While he doesn’t frame this as a moral issue, he does call the model unhealthy. In his view, building businesses that rely mostly on people making bad bets is a fragile foundation – especially when market conditions turn bearish.
From Betting to Real-World Hedging
Instead of focusing on speculation, Buterin wants prediction markets to evolve into practical financial tools. His idea: turn them into personalized hedging systems that help people manage real-world costs like housing, food, and transportation.
In this vision, on-chain markets would track price indexes for different goods and services across regions.

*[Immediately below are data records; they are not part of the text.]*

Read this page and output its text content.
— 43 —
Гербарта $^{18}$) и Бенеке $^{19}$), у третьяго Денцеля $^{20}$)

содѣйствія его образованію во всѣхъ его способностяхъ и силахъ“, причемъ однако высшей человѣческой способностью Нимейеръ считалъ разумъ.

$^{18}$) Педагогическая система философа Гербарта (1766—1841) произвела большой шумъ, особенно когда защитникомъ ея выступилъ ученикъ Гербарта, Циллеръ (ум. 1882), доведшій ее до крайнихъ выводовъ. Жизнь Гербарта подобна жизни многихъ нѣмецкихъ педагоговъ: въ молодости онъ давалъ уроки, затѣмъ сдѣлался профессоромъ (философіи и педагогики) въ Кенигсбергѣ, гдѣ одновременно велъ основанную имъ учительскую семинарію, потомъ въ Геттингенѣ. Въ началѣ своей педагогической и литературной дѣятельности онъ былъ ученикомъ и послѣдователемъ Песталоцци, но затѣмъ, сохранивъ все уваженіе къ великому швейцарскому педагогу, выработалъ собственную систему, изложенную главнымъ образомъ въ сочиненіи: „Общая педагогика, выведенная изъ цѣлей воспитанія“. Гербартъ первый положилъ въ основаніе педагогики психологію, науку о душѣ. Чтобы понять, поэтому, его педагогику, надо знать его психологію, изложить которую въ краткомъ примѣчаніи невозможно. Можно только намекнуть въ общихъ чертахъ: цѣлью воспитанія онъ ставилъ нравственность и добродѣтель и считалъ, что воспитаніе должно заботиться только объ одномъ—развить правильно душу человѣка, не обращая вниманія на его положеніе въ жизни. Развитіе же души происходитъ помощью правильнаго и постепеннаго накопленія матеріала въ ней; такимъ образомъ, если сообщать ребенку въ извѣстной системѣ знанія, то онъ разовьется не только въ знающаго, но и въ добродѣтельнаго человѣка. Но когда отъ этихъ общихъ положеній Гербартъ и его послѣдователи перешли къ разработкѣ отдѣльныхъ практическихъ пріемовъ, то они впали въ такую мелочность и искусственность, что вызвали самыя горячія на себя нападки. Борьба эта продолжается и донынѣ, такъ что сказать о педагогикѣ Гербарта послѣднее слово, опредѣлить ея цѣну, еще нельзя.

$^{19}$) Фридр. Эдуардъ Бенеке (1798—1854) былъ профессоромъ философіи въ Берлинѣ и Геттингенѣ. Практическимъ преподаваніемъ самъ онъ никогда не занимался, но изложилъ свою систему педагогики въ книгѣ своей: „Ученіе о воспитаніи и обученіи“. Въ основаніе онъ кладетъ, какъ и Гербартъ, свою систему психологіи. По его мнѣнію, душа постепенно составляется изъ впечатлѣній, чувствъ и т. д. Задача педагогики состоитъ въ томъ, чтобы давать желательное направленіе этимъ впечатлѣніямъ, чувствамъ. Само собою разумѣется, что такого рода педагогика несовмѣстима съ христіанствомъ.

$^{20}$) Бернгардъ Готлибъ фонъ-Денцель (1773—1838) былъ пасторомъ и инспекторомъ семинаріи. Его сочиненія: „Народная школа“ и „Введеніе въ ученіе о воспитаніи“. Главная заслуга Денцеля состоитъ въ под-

Users would run local AI models that analyze their own spending habits and automatically build custom portfolios of prediction market positions designed to protect them from rising costs.
He sees this as a way to make prediction markets useful for everyday financial planning, not just entertainment or short-term trading.
A Bigger Vision: Beyond Stablecoins
Buterin also suggested that, if these markets were built on productive assets like interest-bearing instruments or tokenized equities, they could eventually reduce – or even eliminate – the need for fiat-pegged stablecoins.
Rather than holding dollars on-chain, people could hold growth assets like ETH or stocks for wealth-building, and use personalized prediction market positions when they want stability in their purchasing power.
This fits into a broader line of thinking he’s been developing over the past year, where he’s questioned the long-term durability of stablecoins and explored ideas like gas futures, interest-bearing markets, and the use of AI to scale decision-making in decentralized systems.
Industry Booming, Buterin Urges a Rethink
His comments come at a time when prediction markets are exploding in popularity. Platforms like Kalshi and Polymarket processed tens of billions of dollars in volume last year, reached multi-billion-dollar valuations, and attracted major players like Jump Trading as market makers. Coinbase has also expanded prediction markets across the U.S. using Kalshi’s infrastructure.
Still, Buterin’s message is clear: the industry shouldn’t settle for building flashy betting products. Instead, he wants teams to focus on creating a new generation of financial tools that actually help people manage risk in the real world – not just chase the next dopamine hit.